障害に関するものでは、歩行に障害のあるアーティストであるシャノン・フィネガンが、美術館で休める場所の少なさに対して「Do you want us here or not(私たちにここにいて欲しいのか、欲しくないのか)」という、実際に鑑賞者が座れるベンチの作品シリーズを制作し、好評を博してアメリカ各地で展示されている。また、わたしもトークで参加させて頂いた中谷優希の個展「ふわふわの毛をむしる」は、併設するカフェからコーヒーの香りが漂う開放的な展示空間にゴザやクッション、フィジェットが用意され、精神障害と発達障害のある作家自身が一番辛い時でも居心地良くいられる環境を意識してつくられていた。当事者/非当事者の区別なく同じ場にたたずむことのできる風通しの良い空間は、ケアの倫理でも言われる多孔性を体現しているようだった。

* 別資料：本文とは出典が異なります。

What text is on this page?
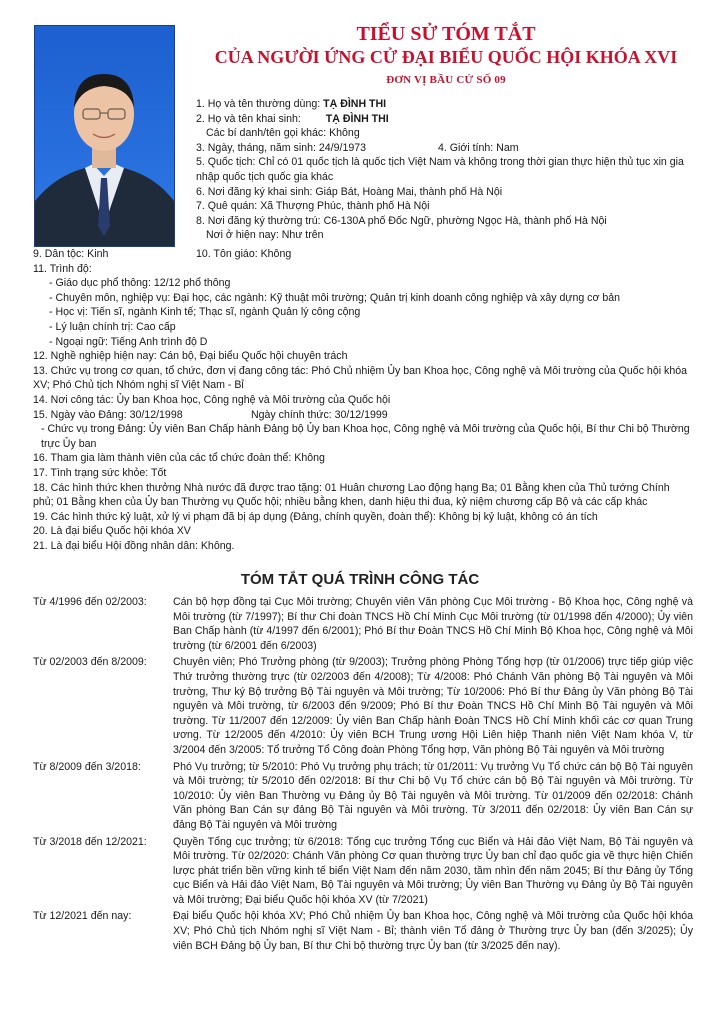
TIỂU SỬ TÓM TẮT
CỦA NGƯỜI ỨNG CỬ ĐẠI BIỂU QUỐC HỘI KHÓA XVI
ĐƠN VỊ BẦU CỬ SỐ 09
1. Họ và tên thường dùng: TẠ ĐÌNH THI
2. Họ và tên khai sinh: TẠ ĐÌNH THI
Các bí danh/tên gọi khác: Không
3. Ngày, tháng, năm sinh: 24/9/1973	4. Giới tính: Nam
5. Quốc tịch: Chỉ có 01 quốc tịch là quốc tịch Việt Nam và không trong thời gian thực hiện thủ tục xin gia nhập quốc tịch quốc gia khác
6. Nơi đăng ký khai sinh: Giáp Bát, Hoàng Mai, thành phố Hà Nội
7. Quê quán: Xã Thượng Phúc, thành phố Hà Nội
8. Nơi đăng ký thường trú: C6-130A phố Đốc Ngữ, phường Ngọc Hà, thành phố Hà Nội
Nơi ở hiện nay: Như trên
9. Dân tộc: Kinh	10. Tôn giáo: Không
11. Trình độ:
- Giáo dục phổ thông: 12/12 phổ thông
- Chuyên môn, nghiệp vụ: Đại học, các ngành: Kỹ thuật môi trường; Quản trị kinh doanh công nghiệp và xây dựng cơ bản
- Học vị: Tiến sĩ, ngành Kinh tế; Thạc sĩ, ngành Quản lý công cộng
- Lý luận chính trị: Cao cấp
- Ngoại ngữ: Tiếng Anh trình độ D
12. Nghề nghiệp hiện nay: Cán bộ, Đại biểu Quốc hội chuyên trách
13. Chức vụ trong cơ quan, tổ chức, đơn vị đang công tác: Phó Chủ nhiệm Ủy ban Khoa học, Công nghệ và Môi trường của Quốc hội khóa XV; Phó Chủ tịch Nhóm nghị sĩ Việt Nam - Bỉ
14. Nơi công tác: Ủy ban Khoa học, Công nghệ và Môi trường của Quốc hội
15. Ngày vào Đảng: 30/12/1998	Ngày chính thức: 30/12/1999
- Chức vụ trong Đảng: Ủy viên Ban Chấp hành Đảng bộ Ủy ban Khoa học, Công nghệ và Môi trường của Quốc hội, Bí thư Chi bộ Thường trực Ủy ban
16. Tham gia làm thành viên của các tổ chức đoàn thể: Không
17. Tình trạng sức khỏe: Tốt
18. Các hình thức khen thưởng Nhà nước đã được trao tặng: 01 Huân chương Lao động hạng Ba; 01 Bằng khen của Thủ tướng Chính phủ; 01 Bằng khen của Ủy ban Thường vụ Quốc hội; nhiều bằng khen, danh hiệu thi đua, kỷ niệm chương cấp Bộ và các cấp khác
19. Các hình thức kỷ luật, xử lý vi phạm đã bị áp dụng (Đảng, chính quyền, đoàn thể): Không bị kỷ luật, không có án tích
20. Là đại biểu Quốc hội khóa XV
21. Là đại biểu Hội đồng nhân dân: Không.
TÓM TẮT QUÁ TRÌNH CÔNG TÁC
Từ 4/1996 đến 02/2003:	Cán bộ hợp đồng tại Cục Môi trường; Chuyên viên Văn phòng Cục Môi trường - Bộ Khoa học, Công nghệ và Môi trường (từ 7/1997); Bí thư Chi đoàn TNCS Hồ Chí Minh Cục Môi trường (từ 01/1998 đến 4/2000); Ủy viên Ban Chấp hành (từ 4/1997 đến 6/2001); Phó Bí thư Đoàn TNCS Hồ Chí Minh Bộ Khoa học, Công nghệ và Môi trường (từ 6/2001 đến 6/2003)
Từ 02/2003 đến 8/2009:	Chuyên viên; Phó Trưởng phòng (từ 9/2003); Trưởng phòng Phòng Tổng hợp (từ 01/2006) trực tiếp giúp việc Thứ trưởng thường trực (từ 02/2003 đến 4/2008); Từ 4/2008: Phó Chánh Văn phòng Bộ Tài nguyên và Môi trường, Thư ký Bộ trưởng Bộ Tài nguyên và Môi trường; Từ 10/2006: Phó Bí thư Đảng ủy Văn phòng Bộ Tài nguyên và Môi trường, từ 6/2003 đến 9/2009; Phó Bí thư Đoàn TNCS Hồ Chí Minh Bộ Tài nguyên và Môi trường. Từ 11/2007 đến 12/2009: Ủy viên Ban Chấp hành Đoàn TNCS Hồ Chí Minh khối các cơ quan Trung ương. Từ 12/2005 đến 4/2010: Ủy viên BCH Trung ương Hội Liên hiệp Thanh niên Việt Nam khóa V, từ 3/2004 đến 3/2005: Tổ trưởng Tổ Công đoàn Phòng Tổng hợp, Văn phòng Bộ Tài nguyên và Môi trường
Từ 8/2009 đến 3/2018:	Phó Vụ trưởng; từ 5/2010: Phó Vụ trưởng phụ trách; từ 01/2011: Vụ trưởng Vụ Tổ chức cán bộ Bộ Tài nguyên và Môi trường; từ 5/2010 đến 02/2018: Bí thư Chi bộ Vụ Tổ chức cán bộ Bộ Tài nguyên và Môi trường. Từ 10/2010: Ủy viên Ban Thường vụ Đảng ủy Bộ Tài nguyên và Môi trường. Từ 01/2009 đến 02/2018: Chánh Văn phòng Ban Cán sự đảng Bộ Tài nguyên và Môi trường. Từ 3/2011 đến 02/2018: Ủy viên Ban Cán sự đảng Bộ Tài nguyên và Môi trường
Từ 3/2018 đến 12/2021:	Quyền Tổng cục trưởng; từ 6/2018: Tổng cục trưởng Tổng cục Biển và Hải đảo Việt Nam, Bộ Tài nguyên và Môi trường. Từ 02/2020: Chánh Văn phòng Cơ quan thường trực Ủy ban chỉ đạo quốc gia về thực hiện Chiến lược phát triển bền vững kinh tế biển Việt Nam đến năm 2030, tầm nhìn đến năm 2045; Bí thư Đảng ủy Tổng cục Biển và Hải đảo Việt Nam, Bộ Tài nguyên và Môi trường; Ủy viên Ban Thường vụ Đảng ủy Bộ Tài nguyên và Môi trường; Đại biểu Quốc hội khóa XV (từ 7/2021)
Từ 12/2021 đến nay:	Đại biểu Quốc hội khóa XV; Phó Chủ nhiệm Ủy ban Khoa học, Công nghệ và Môi trường của Quốc hội khóa XV; Phó Chủ tịch Nhóm nghị sĩ Việt Nam - Bỉ; thành viên Tổ đảng ở Thường trực Ủy ban (đến 3/2025); Ủy viên BCH Đảng bộ Ủy ban, Bí thư Chi bộ thường trực Ủy ban (từ 3/2025 đến nay).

そのような従来の美術館の仕組みのなかではいづらい人たちのためのケアは、作家による作品の範疇であれば成立しやすいのだろう。しかし、「施設」あるいは「設備」として分けられた途端、費用などのリソース、あるいは運営の問題から却下されてしまうのがまだまだ現実かもしれない。一方で、それが作品として捉えられた途端に、ケアが作家性に回収されて終わってしまうことも懸念される。それは、あらゆる当事者が関わる作品やプログラムにおいても当てはまる。「コンテンツ」としてなら受け入れられるが、「インフラ」としてのリスクは回避される場合、その展覧会やプログラムが終われば、美術館はまた元の場所に戻ってしまう。例えば、こんなにアクセシビリティが盛んに言われるようになっても、美術館の企画や運営側に障害当事者が雇用されていないこともそれを表わしている。コロナ禍に行なわれていたリモートでの鑑賞プログラムやワークショップも、国内ではあっという間に少なくなってしまった。美術界に含まれてこなかった人たちを作品で扱ったり、展示したりすることは、多くのマジョリティにとって普段想像が及ばない人たちの存在を知ることにはなるだろう。しかしその鑑賞や議論は、美術館に足を運ぶことができる人たちのあいだで行なわれるものであるという非対称性を美術館は抱えたままである。情報保障や表象の問題とは別に、美術館から最も遠くにいる人たちに届けるために美術館という環境がどのように変わっていけるのかも、いま検討されるべき課題ではないだろうか。